Joelli Budd had just been sent a letter from a legal firm saying her application to see her daughter and son, who live with her ex-husband, had been turned down.
The 35-year-old former bar worker, who also went by her maiden name of Fulton, was declared dead at the scene at Simpson Crossing, near the Bobbing Apple pub and hotel complex, at about 2.20pm on Sunday, December 22.
The cause of death was multiple injuries.
Coroner Patricia Harding read out a statement from driver Robert Freeman when the inquest into her death was held at the Archbishop’s Palace in Maidstone.
Mr Freeman said the Ramsgate-bound train was travelling at about 70mph and he had sounded the horn as he approached the crossing, when a woman appeared from the left hand side.
He said: “My hand immediately went to the brake. She had enough time to clear out the way. I even said ‘Go on. Keep going’.
“She then turned towards me, kept her head bowed, raised her hands out to her sides in a crucifix position.

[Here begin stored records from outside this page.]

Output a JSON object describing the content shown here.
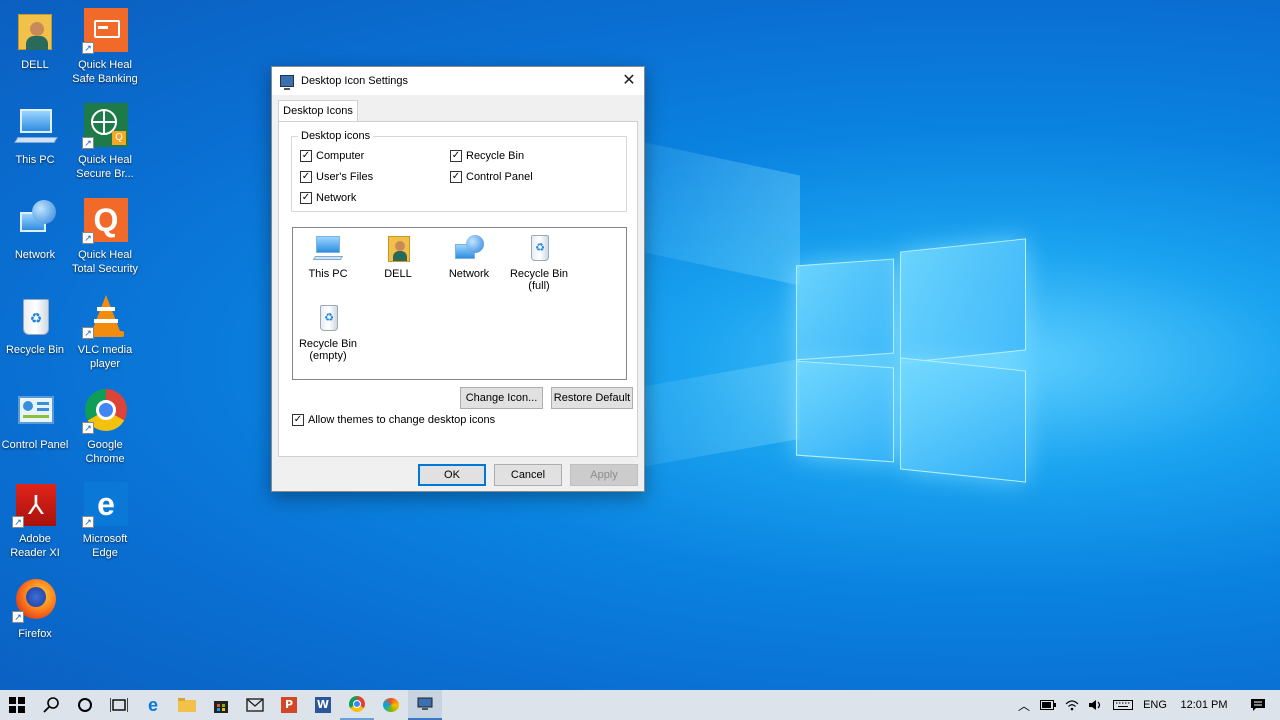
{
  "desktop": {
    "icons_col1": [
      {
        "label": "DELL"
      },
      {
        "label": "This PC"
      },
      {
        "label": "Network"
      },
      {
        "label": "Recycle Bin"
      },
      {
        "label": "Control Panel"
      },
      {
        "label": "Adobe Reader XI"
      },
      {
        "label": "Firefox"
      }
    ],
    "icons_col2": [
      {
        "label": "Quick Heal Safe Banking"
      },
      {
        "label": "Quick Heal Secure Br..."
      },
      {
        "label": "Quick Heal Total Security"
      },
      {
        "label": "VLC media player"
      },
      {
        "label": "Google Chrome"
      },
      {
        "label": "Microsoft Edge"
      }
    ]
  },
  "dialog": {
    "title": "Desktop Icon Settings",
    "close_glyph": "✕",
    "tab_label": "Desktop Icons",
    "group_label": "Desktop icons",
    "checkboxes": [
      {
        "label": "Computer",
        "checked": true
      },
      {
        "label": "Recycle Bin",
        "checked": true
      },
      {
        "label": "User's Files",
        "checked": true
      },
      {
        "label": "Control Panel",
        "checked": true
      },
      {
        "label": "Network",
        "checked": true
      }
    ],
    "icon_list": [
      {
        "label": "This PC"
      },
      {
        "label": "DELL"
      },
      {
        "label": "Network"
      },
      {
        "label": "Recycle Bin (full)"
      },
      {
        "label": "Recycle Bin (empty)"
      }
    ],
    "change_icon_label": "Change Icon...",
    "restore_default_label": "Restore Default",
    "allow_themes_label": "Allow themes to change desktop icons",
    "allow_themes_checked": true,
    "ok_label": "OK",
    "cancel_label": "Cancel",
    "apply_label": "Apply"
  },
  "taskbar": {
    "tray": {
      "language": "ENG",
      "time": "12:01 PM"
    }
  },
  "colors": {
    "accent": "#0078d7",
    "desktop_blue": "#0a83e0"
  }
}
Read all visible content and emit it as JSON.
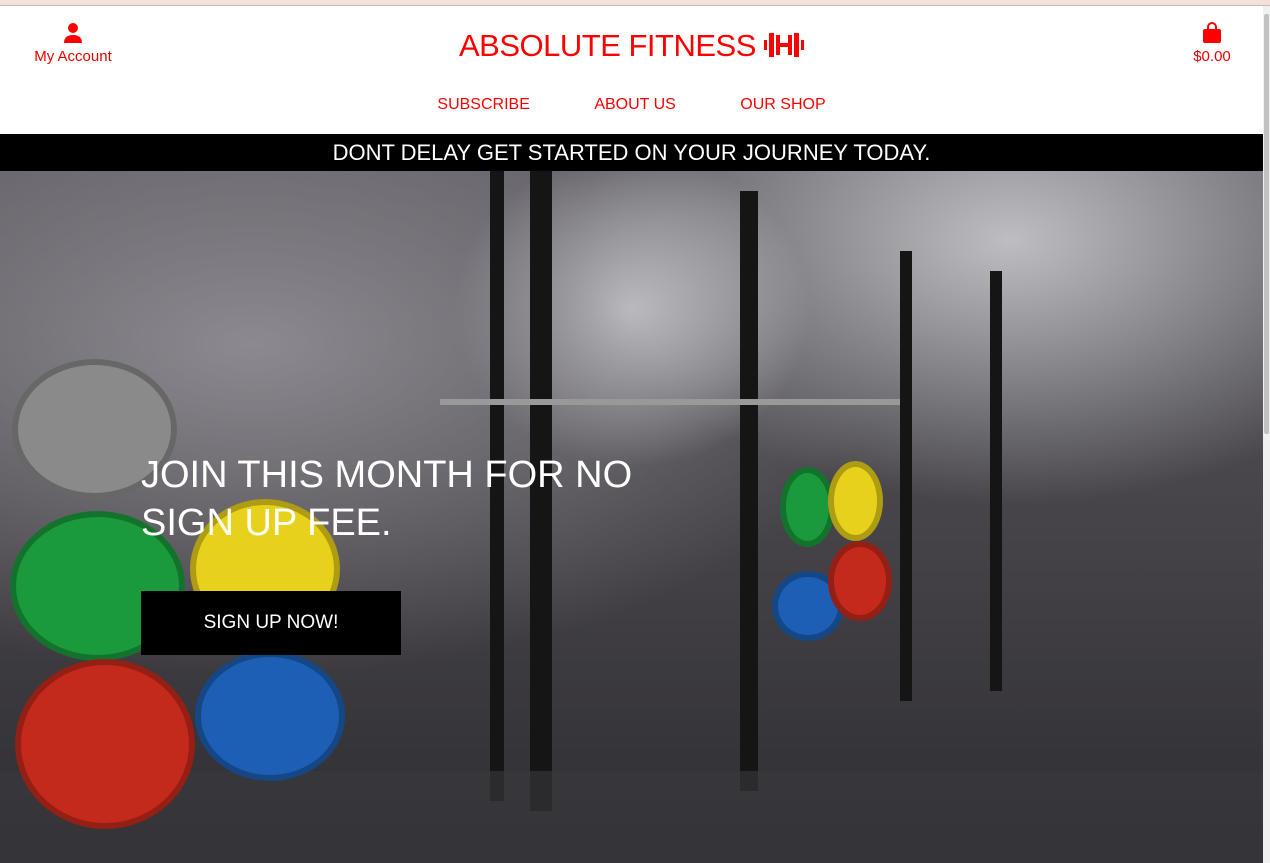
{
  "header": {
    "account_label": "My Account",
    "logo_text": "ABSOLUTE FITNESS",
    "cart_total": "$0.00"
  },
  "nav": [
    {
      "label": "SUBSCRIBE"
    },
    {
      "label": "ABOUT US"
    },
    {
      "label": "OUR SHOP"
    }
  ],
  "banner": "DONT DELAY GET STARTED ON YOUR JOURNEY TODAY.",
  "hero": {
    "heading": "JOIN THIS MONTH FOR NO SIGN UP FEE.",
    "button_label": "SIGN UP NOW!"
  },
  "colors": {
    "brand": "#ff0000",
    "banner_bg": "#000000"
  }
}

“It was about two to three seconds between seeing her and hitting her. There was nothing I could do but wait for the train to stop.”
Investigation officer PC Simon Sweeting, of the British Transport Police, said the line was approximately 2km away from Ms Budd’s home which she shared with her partner Walter Newell in Gadby Road, Sittingbourne.
Two notes addressed to her mother, which suggested she intended to take her own life, were found nearby in a plastic shopping bag along with the solicitor’s letter.
Her father Robert Fulton said his daughter had been suffering from depression for a number of years and that she had turned to drink to “self medicate and help her along the way”.
Mr Newell, 70, a former landlord of the Ypres Tavern in West Street, Sittingbourne, said in the days leading up to her death Joelli was happy and looking forward to Christmas.
But on the Saturday, she’d become upset, possibly due to receiving the letter, and left home.
She returned later under the influence of alcohol with a male friend whom she told Mr Newell she had invited around for a Christmas drink.
Mr Newell wouldn’t let her into the property because they had an agreement she wouldn’t drink at home.
“She then turned towards me, kept her head bowed, raised her hands out to her sides in a crucifix position" - train driver Robert Freeman
She left and the next time he saw her was the following day when he returned home from walking the dog at about 11am.
He found her crying and putting items in a bag but she didn’t say why she was upset.
He said: “I told her ‘Go and don’t come back’. I never saw her again.”
Mrs Harding said it appeared Joelli was inconsolable after receiving the letter and that she was satisfied her intentions were to kill herself.
“It was a tragedy for all concerned and Joelli was in a desperate place at the time,” she said.